Nell'aumento a pagamento spetta ad ogni socio il diritto di sottoscriverlo in proporzione alle partecipazioni possedute (diritto di opzione finalizzato a salvaguardiare dei diritti relativi alla partecipazione). La delibera di aumento del capitale sociale può anche consentire, disciplinandone le modalità, che la parte dell’aumento di capitale non sottoscritta da uno o più soci (inoptato) sia sottoscritta dagli altri soci o da terzi.
Se l’aumento di capitale non è integralmente sottoscritto nel termine stabilito dalla decisione, il capitale è aumentato di un importo pari alle sottoscrizioni raccolte soltanto se la deliberazione medesima lo abbia espressamente consentito (regola dell’inscindibilità dell’aumento di capitale).
L'aumento gratuito si realizza, invece, quando viene imputato a capitale la parte disponibile delle riserve e degli altri fondi iscritti in bilancio. In tal modo si determina un aumento dell’espressione nominale delle quote. La quota di partecipazione di ciascun socio resta immutata.

La riduzione del capitale sociale, questo può essere disposto in presenza di perdita o volontariamente.
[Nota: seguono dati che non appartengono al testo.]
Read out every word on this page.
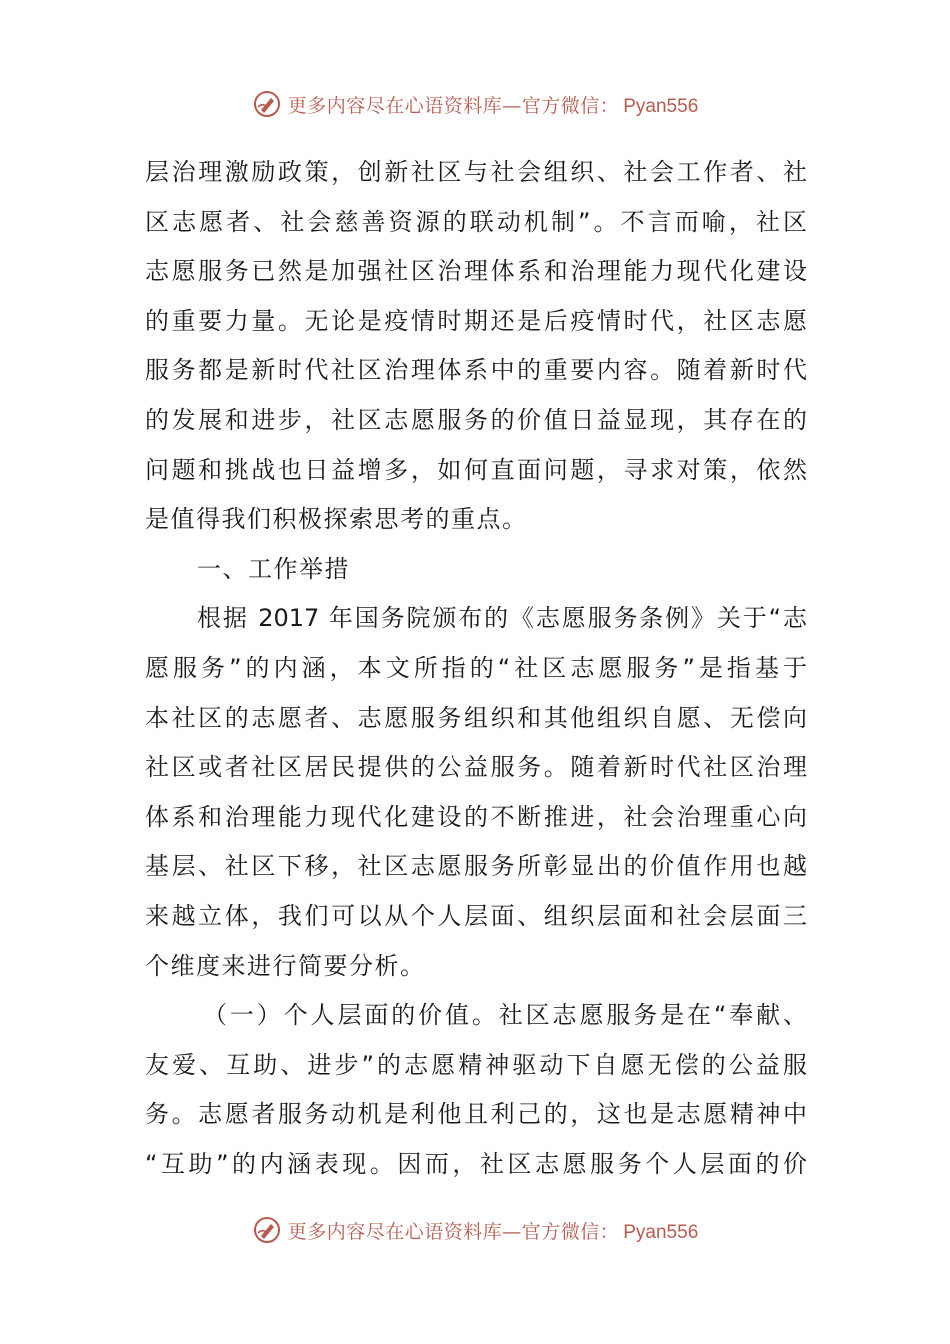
更多内容尽在心语资料库—官方微信： Pyan556
层治理激励政策，创新社区与社会组织、社会工作者、社
区志愿者、社会慈善资源的联动机制”。不言而喻，社区
志愿服务已然是加强社区治理体系和治理能力现代化建设
的重要力量。无论是疫情时期还是后疫情时代，社区志愿
服务都是新时代社区治理体系中的重要内容。随着新时代
的发展和进步，社区志愿服务的价值日益显现，其存在的
问题和挑战也日益增多，如何直面问题，寻求对策，依然
是值得我们积极探索思考的重点。
一、工作举措
根据 2017 年国务院颁布的《志愿服务条例》关于“志
愿服务”的内涵，本文所指的“社区志愿服务”是指基于
本社区的志愿者、志愿服务组织和其他组织自愿、无偿向
社区或者社区居民提供的公益服务。随着新时代社区治理
体系和治理能力现代化建设的不断推进，社会治理重心向
基层、社区下移，社区志愿服务所彰显出的价值作用也越
来越立体，我们可以从个人层面、组织层面和社会层面三
个维度来进行简要分析。
（一）个人层面的价值。社区志愿服务是在“奉献、
友爱、互助、进步”的志愿精神驱动下自愿无偿的公益服
务。志愿者服务动机是利他且利己的，这也是志愿精神中
“互助”的内涵表现。因而，社区志愿服务个人层面的价
更多内容尽在心语资料库—官方微信： Pyan556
In caso di perdita occorre mettere in rilievo tre situazioni:
1) perdita inferiore ad un terzo del capitale sociale;
2) perdita superiore ad un terzo del capitale sociale (art. 2446 c.c.);
3) perdita di oltre un terzo del capitale sociale che riduce al di sotto del minimo stabilito il capitale (art. 2447 c.c.).
Nel primo caso non vi è alcun obbligo legale di adottare provvedimenti per il riassorbimento della perdita.
Quando la perdita risulta, invece, superiore ad un terzo del capitale sociale, ma non tale da ridurre al di sotto del minimo il capitale, gli amministratori o il consiglio di gestione, o in caso di inerzia il collegio sindacale, devono senza indugio convocare l’assemblea per gli opportuni provvedimenti.
All’assemblea dovrà essere sottoposta una relazione sulla situazione patrimoniale della società. La relazione e le osservazione devono restare depositate in copia nella sede della società durante gli otto giorni che precedono l’assemblea, perché i soci possano prenderne visione. L’assemblea dovrà adottare una decisione: immediata riduzione del capitale o rinvio della decisione all’esercizio successivo. Se entro l’esercizio successivo la perdita non si riduce a meno di un terzo, l’assemblea ordinaria che approva il bilancio di tale esercizio deve ridurre il capitale in proporzione alle perdite. In mancanza gli amministratori devono chiedere al tribunale che venga disposta la riduzione del capitale in ragione delle perdite risultanti dal bilancio.
Se, infine, per la perdita di oltre un terzo del capitale, questo si riduce al di sotto del minimo legale (art. 2327 c.c.), gli amministratori o il consiglio di gestione e, in caso di loro inerzia il consiglio di sorveglianza, devono senza indugio convocare l’assemblea per deliberare la riduzione del capitale
ed il contemporaneo aumento del medesimo ad una cifra non inferiore al detto minimo, o la trasformazione della società.
L’assemblea straordinaria può, inoltre, deliberare la riduzione volontaria (art. 2445 c.c) dell’ammontare del capitale sociale sia mediante liberazione dei soci dall’obbligo dei versamenti ancora dovuti, sia mediante rimborso del capitale ai soci, nei limiti ammessi dagli artt. 2327 e 2413 del c.c..
La deliberazione può essere eseguita soltanto dopo tre mesi dal giorno dell’iscrizione nel registro delle imprese, purché entro questo termine nessun creditore sociale anteriore all’iscrizione abbia fatto opposizione. Il tribunale, quando ritenga infondato il pericolo di pregiudizio per i creditori oppure la società abbia prestato idonea garanzia, dispone che la riduzione abbia luogo nonostante l’opposizione.